Sterckx directed Ollodagos, the proceedings of the Société Belge d'Études Celtiques, and headed that society, whose biannual study days supplied the journal. He also chaired the National Fund for Scientific Research contact group 'Études celtologiques et comparatives' and the Comité International pour la Sauvegarde de la Langue Bretonne (International Committee for the Safeguarding of the Breton Language).

== Research ==
Sterckx's research centres on the mythology of the pre-Christian Celts and on its echoes in the later folklore, legend and hagiography of the Celtic-speaking countries, which he reads in the light of comparative Indo-European mythology. His three-volume Taranis, Sucellos et quelques autres (2005) deals with the sovereign god of the Celts from Gaul to Ireland.

== Recognition ==
In 2006 Sterckx received the Order of the Ermine, a Breton cultural distinction awarded by the Institut Culturel de Bretagne to people who have worked for Breton identity and culture.
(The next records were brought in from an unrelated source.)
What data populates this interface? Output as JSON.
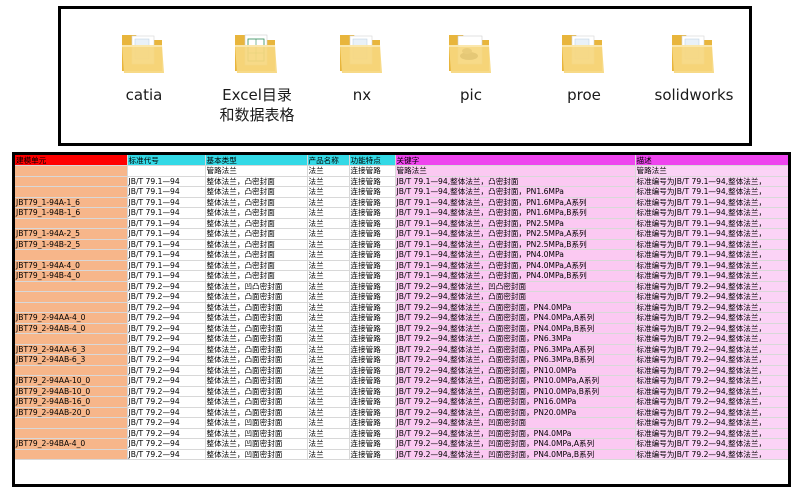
{
  "folders": [
    {
      "label": "catia",
      "icon": "folder-icon"
    },
    {
      "label": "Excel目录\n和数据表格",
      "icon": "folder-icon"
    },
    {
      "label": "nx",
      "icon": "folder-icon"
    },
    {
      "label": "pic",
      "icon": "folder-icon"
    },
    {
      "label": "proe",
      "icon": "folder-icon"
    },
    {
      "label": "solidworks",
      "icon": "folder-icon"
    }
  ],
  "colors": {
    "folder_back": "#e8b53c",
    "folder_front": "#f6d77e",
    "col_a_bg": "#f7b68a",
    "header_red": "#ff0000",
    "header_cyan": "#33d9e6",
    "header_magenta": "#ee44ee",
    "pink_bg": "#fbc9f2"
  },
  "sheet": {
    "headers": [
      "建模单元",
      "标准代号",
      "基本类型",
      "产品名称",
      "功能特点",
      "关键字",
      "描述"
    ],
    "rows": [
      [
        "",
        "",
        "管路法兰",
        "法兰",
        "连接管路",
        "管路法兰",
        "管路法兰"
      ],
      [
        "",
        "JB/T 79.1—94",
        "整体法兰，凸密封面",
        "法兰",
        "连接管路",
        "JB/T 79.1—94,整体法兰，凸密封面",
        "标准编号为JB/T 79.1—94,整体法兰，"
      ],
      [
        "",
        "JB/T 79.1—94",
        "整体法兰，凸密封面",
        "法兰",
        "连接管路",
        "JB/T 79.1—94,整体法兰，凸密封面，PN1.6MPa",
        "标准编号为JB/T 79.1—94,整体法兰，"
      ],
      [
        "JBT79_1-94A-1_6",
        "JB/T 79.1—94",
        "整体法兰，凸密封面",
        "法兰",
        "连接管路",
        "JB/T 79.1—94,整体法兰，凸密封面，PN1.6MPa,A系列",
        "标准编号为JB/T 79.1—94,整体法兰，"
      ],
      [
        "JBT79_1-94B-1_6",
        "JB/T 79.1—94",
        "整体法兰，凸密封面",
        "法兰",
        "连接管路",
        "JB/T 79.1—94,整体法兰，凸密封面，PN1.6MPa,B系列",
        "标准编号为JB/T 79.1—94,整体法兰，"
      ],
      [
        "",
        "JB/T 79.1—94",
        "整体法兰，凸密封面",
        "法兰",
        "连接管路",
        "JB/T 79.1—94,整体法兰，凸密封面，PN2.5MPa",
        "标准编号为JB/T 79.1—94,整体法兰，"
      ],
      [
        "JBT79_1-94A-2_5",
        "JB/T 79.1—94",
        "整体法兰，凸密封面",
        "法兰",
        "连接管路",
        "JB/T 79.1—94,整体法兰，凸密封面，PN2.5MPa,A系列",
        "标准编号为JB/T 79.1—94,整体法兰，"
      ],
      [
        "JBT79_1-94B-2_5",
        "JB/T 79.1—94",
        "整体法兰，凸密封面",
        "法兰",
        "连接管路",
        "JB/T 79.1—94,整体法兰，凸密封面，PN2.5MPa,B系列",
        "标准编号为JB/T 79.1—94,整体法兰，"
      ],
      [
        "",
        "JB/T 79.1—94",
        "整体法兰，凸密封面",
        "法兰",
        "连接管路",
        "JB/T 79.1—94,整体法兰，凸密封面，PN4.0MPa",
        "标准编号为JB/T 79.1—94,整体法兰，"
      ],
      [
        "JBT79_1-94A-4_0",
        "JB/T 79.1—94",
        "整体法兰，凸密封面",
        "法兰",
        "连接管路",
        "JB/T 79.1—94,整体法兰，凸密封面，PN4.0MPa,A系列",
        "标准编号为JB/T 79.1—94,整体法兰，"
      ],
      [
        "JBT79_1-94B-4_0",
        "JB/T 79.1—94",
        "整体法兰，凸密封面",
        "法兰",
        "连接管路",
        "JB/T 79.1—94,整体法兰，凸密封面，PN4.0MPa,B系列",
        "标准编号为JB/T 79.1—94,整体法兰，"
      ],
      [
        "",
        "JB/T 79.2—94",
        "整体法兰，凹凸密封面",
        "法兰",
        "连接管路",
        "JB/T 79.2—94,整体法兰，凹凸密封面",
        "标准编号为JB/T 79.2—94,整体法兰，"
      ],
      [
        "",
        "JB/T 79.2—94",
        "整体法兰，凸面密封面",
        "法兰",
        "连接管路",
        "JB/T 79.2—94,整体法兰，凸面密封面",
        "标准编号为JB/T 79.2—94,整体法兰，"
      ],
      [
        "",
        "JB/T 79.2—94",
        "整体法兰，凸面密封面",
        "法兰",
        "连接管路",
        "JB/T 79.2—94,整体法兰，凸面密封面，PN4.0MPa",
        "标准编号为JB/T 79.2—94,整体法兰，"
      ],
      [
        "JBT79_2-94AA-4_0",
        "JB/T 79.2—94",
        "整体法兰，凸面密封面",
        "法兰",
        "连接管路",
        "JB/T 79.2—94,整体法兰，凸面密封面，PN4.0MPa,A系列",
        "标准编号为JB/T 79.2—94,整体法兰，"
      ],
      [
        "JBT79_2-94AB-4_0",
        "JB/T 79.2—94",
        "整体法兰，凸面密封面",
        "法兰",
        "连接管路",
        "JB/T 79.2—94,整体法兰，凸面密封面，PN4.0MPa,B系列",
        "标准编号为JB/T 79.2—94,整体法兰，"
      ],
      [
        "",
        "JB/T 79.2—94",
        "整体法兰，凸面密封面",
        "法兰",
        "连接管路",
        "JB/T 79.2—94,整体法兰，凸面密封面，PN6.3MPa",
        "标准编号为JB/T 79.2—94,整体法兰，"
      ],
      [
        "JBT79_2-94AA-6_3",
        "JB/T 79.2—94",
        "整体法兰，凸面密封面",
        "法兰",
        "连接管路",
        "JB/T 79.2—94,整体法兰，凸面密封面，PN6.3MPa,A系列",
        "标准编号为JB/T 79.2—94,整体法兰，"
      ],
      [
        "JBT79_2-94AB-6_3",
        "JB/T 79.2—94",
        "整体法兰，凸面密封面",
        "法兰",
        "连接管路",
        "JB/T 79.2—94,整体法兰，凸面密封面，PN6.3MPa,B系列",
        "标准编号为JB/T 79.2—94,整体法兰，"
      ],
      [
        "",
        "JB/T 79.2—94",
        "整体法兰，凸面密封面",
        "法兰",
        "连接管路",
        "JB/T 79.2—94,整体法兰，凸面密封面，PN10.0MPa",
        "标准编号为JB/T 79.2—94,整体法兰，"
      ],
      [
        "JBT79_2-94AA-10_0",
        "JB/T 79.2—94",
        "整体法兰，凸面密封面",
        "法兰",
        "连接管路",
        "JB/T 79.2—94,整体法兰，凸面密封面，PN10.0MPa,A系列",
        "标准编号为JB/T 79.2—94,整体法兰，"
      ],
      [
        "JBT79_2-94AB-10_0",
        "JB/T 79.2—94",
        "整体法兰，凸面密封面",
        "法兰",
        "连接管路",
        "JB/T 79.2—94,整体法兰，凸面密封面，PN10.0MPa,B系列",
        "标准编号为JB/T 79.2—94,整体法兰，"
      ],
      [
        "JBT79_2-94AB-16_0",
        "JB/T 79.2—94",
        "整体法兰，凸面密封面",
        "法兰",
        "连接管路",
        "JB/T 79.2—94,整体法兰，凸面密封面，PN16.0MPa",
        "标准编号为JB/T 79.2—94,整体法兰，"
      ],
      [
        "JBT79_2-94AB-20_0",
        "JB/T 79.2—94",
        "整体法兰，凸面密封面",
        "法兰",
        "连接管路",
        "JB/T 79.2—94,整体法兰，凸面密封面，PN20.0MPa",
        "标准编号为JB/T 79.2—94,整体法兰，"
      ],
      [
        "",
        "JB/T 79.2—94",
        "整体法兰，凹面密封面",
        "法兰",
        "连接管路",
        "JB/T 79.2—94,整体法兰，凹面密封面",
        "标准编号为JB/T 79.2—94,整体法兰，"
      ],
      [
        "",
        "JB/T 79.2—94",
        "整体法兰，凹面密封面",
        "法兰",
        "连接管路",
        "JB/T 79.2—94,整体法兰，凹面密封面，PN4.0MPa",
        "标准编号为JB/T 79.2—94,整体法兰，"
      ],
      [
        "JBT79_2-94BA-4_0",
        "JB/T 79.2—94",
        "整体法兰，凹面密封面",
        "法兰",
        "连接管路",
        "JB/T 79.2—94,整体法兰，凹面密封面，PN4.0MPa,A系列",
        "标准编号为JB/T 79.2—94,整体法兰，"
      ],
      [
        "",
        "JB/T 79.2—94",
        "整体法兰，凹面密封面",
        "法兰",
        "连接管路",
        "JB/T 79.2—94,整体法兰，凹面密封面，PN4.0MPa,B系列",
        "标准编号为JB/T 79.2—94,整体法兰，"
      ]
    ]
  }
}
== Selected publications ==
- La tête et les seins: la mutilation rituelle des ennemis et le concept de l'âme. Saarbrücken: Homo et Religio, 1981. (Forschungen zur Anthropologie und Religionsgeschichte, 6). Reissued as Les mutilations des ennemis chez les Celtes préchrétiens: la tête, les seins, le graal. Paris: L'Harmattan, 2005.
- Éléments de cosmogonie celtique. Brussels: Éditions de l'Université de Bruxelles, 1986. ISBN 2-8004-0900-2.
- Histoire brève de la musique celtique, des origines à nos jours. Plymouth Meeting, Pennsylvania: U.S. ICDBL, 1987. Reissued as Histoire brève de la musique celte, des origines au vingtième siècle. Brussels: SBEC, 2013.
- Les dieux protéens des Celtes et des Indo-Européens. Brussels: SBEC, 1994.
- Dieux d'eau: Apollons celtes et gaulois. Brussels: SBEC, 1996.
- Essai de dictionnaire des dieux, héros, mythes et légendes des Celtes, vol. 1. Brussels: SBEC, 1998.
- Sangliers Père & Fils: rites, mythes et dieux celtes du porc et du sanglier. Brussels: SBEC, 1998.
- Des dieux et des oiseaux: réflexions sur l'ornithomorphisme de quelques dieux celtes. Brussels: SBEC, 2000.
- Taranis, Sucellos et quelques autres: le dieu souverain des Celtes, de la Gaule à l'Irlande, 3 vols. Brussels: SBEC, 2005. (Mémoires de la Société Belge d'Études Celtiques, 22–24).
- Mythologie du monde celte. Paris: Marabout, 2009. ISBN 978-2-501-05410-2.
- Mythes et dieux celtes: essais et études. Paris: L'Harmattan, 2010.
- Histoire, langues et culture des Celtes. Brussels: SBEC, 2011. (Mémoires de la Société Belge d'Études Celtiques, 33).
- with Frédéric Blaive, Le mythe indo-européen du guerrier impie. Paris: L'Harmattan, 2014.
- La neuvième vague, et autres essais sur le légendaire celtique de Bretagne. Marseille: Terre de promesse, 2019.